Cristian Baitg | Getty Images

The total stock of dollar-denominated credit in bonds and bank loans to emerging markets — including that to governments, companies and households but excluding that to banks — was $3.33tn at the end of September 2015, down from $3.36tn at the end of June.

It marks the first decline in such lending since the first quarter of 2009, during the global financial crisis, according to the BIS.

The BIS data add to a growing pile of evidence pointing to tightening credit conditions in emerging markets and a sharp reversal of international capital flows. On Thursday, Christine Lagarde, managing director of the International Monetary Fund, warned of the threat to global growth of an impending crisis in emerging markets.

The Institute of International Finance, an industry body, said last month that emerging markets had seen net capital outflows of an estimated $735bn during 2015, the first year of net outflows since 1988.

Citi: World economy seems trapped in 'death spiral'

In November, the IIF warned of an approaching credit crunch in EMs as bank lending conditions deteriorated sharply. This month, it said a contraction over the past year in the liquidity made available to the world's financial system by central banks, primarily those in developed markets, now presented more of a threat to global growth than the slowdown in China and falling oil prices.
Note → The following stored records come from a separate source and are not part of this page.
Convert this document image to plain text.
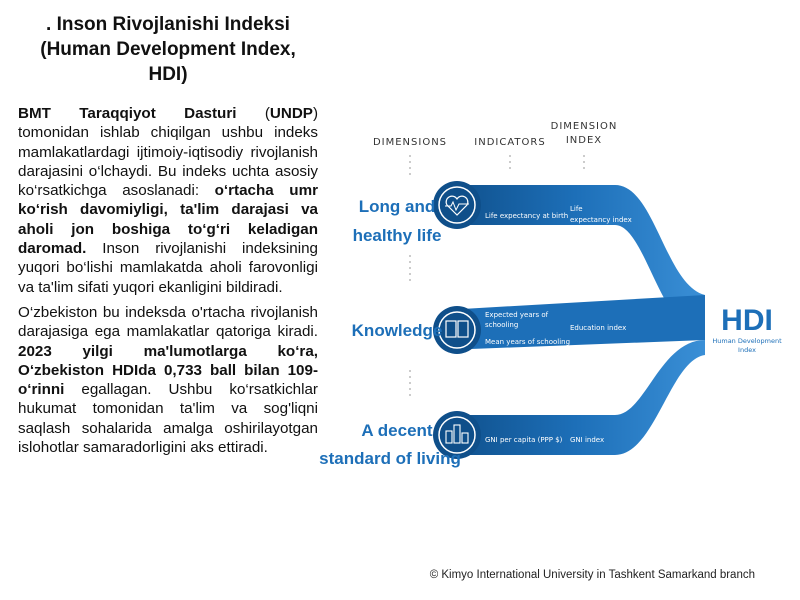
. Inson Rivojlanishi Indeksi
(Human Development Index,
HDI)

BMT Taraqqiyot Dasturi (UNDP) tomonidan ishlab chiqilgan ushbu indeks mamlakatlardagi ijtimoiy-iqtisodiy rivojlanish darajasini o‘lchaydi. Bu indeks uchta asosiy ko‘rsatkichga asoslanadi: o‘rtacha umr ko‘rish davomiyligi, ta'lim darajasi va aholi jon boshiga to‘g‘ri keladigan daromad. Inson rivojlanishi indeksining yuqori bo‘lishi mamlakatda aholi farovonligi va ta'lim sifati yuqori ekanligini bildiradi.

O‘zbekiston bu indeksda o'rtacha rivojlanish darajasiga ega mamlakatlar qatoriga kiradi. 2023 yilgi ma'lumotlarga ko‘ra, O‘zbekiston HDIda 0,733 ball bilan 109-o‘rinni egallagan. Ushbu ko‘rsatkichlar hukumat tomonidan ta'lim va sog'liqni saqlash sohalarida amalga oshirilayotgan islohotlar samaradorligini aks ettiradi.

DIMENSIONS	INDICATORS
DIMENSION
INDEX
Long and
healthy life
Knowledge
A decent
standard of living
Life expectancy at birth
Expected years of
schooling
Mean years of schooling
GNI per capita (PPP $)
Life
expectancy index
Education index
GNI index
HDI
Human Development
Index
© Kimyo International University in Tashkent Samarkand branch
Jaime Caruana, general manager of the BIS, said that recent turmoil on equity markets, disappointing economic growth, large movements in exchange rates and falling commodity prices were not unconnected, exogenous shocks but indicative of maturing financial cycles, particularly in emerging economies, and of shifts in global financial conditions.

He noted that, while some advanced economies had reduced leverage after the crisis, debt had continued to build up in many emerging economies. "Recent events are manifestations of maturing financial cycles in some emerging economies," he said.

The problem was aggravated, Mr Shin added, by the deteriorating quality of the assets financed by the lending boom.

He noted that the indebtedness of companies in emerging markets as a percentage of GDP had overtaken that of those in developed markets in 2013, just as the profitability of EM companies had fallen below that of DM ones for the first time.


Since then, leverage in emerging economies had increased further as profitability had decreased, with exchange rates playing an important role.

"Stronger EM currencies fed into more debt and more risk taking. Now that the dollar is strengthening, we have turned into a deleveraging cycle in EMs. So there is a sudden surge in measurable risk; all the weaknesses are suddenly being uncovered."

He added: "The issue is not just for emerging markets. It is spilling back into developed markets. The broader financial markets are recoiling from risk, and that spreads across all markets. The problem now is that the real economy is being affected."

Mr Caruana urged policymakers to recognise the significance of the stock of global debt and to address it through long-term rather than short-term measures.

"Unless policy is guided by a long-term perspective, short-term fixes may end up being just a palliative that only puts off the bad day," he said.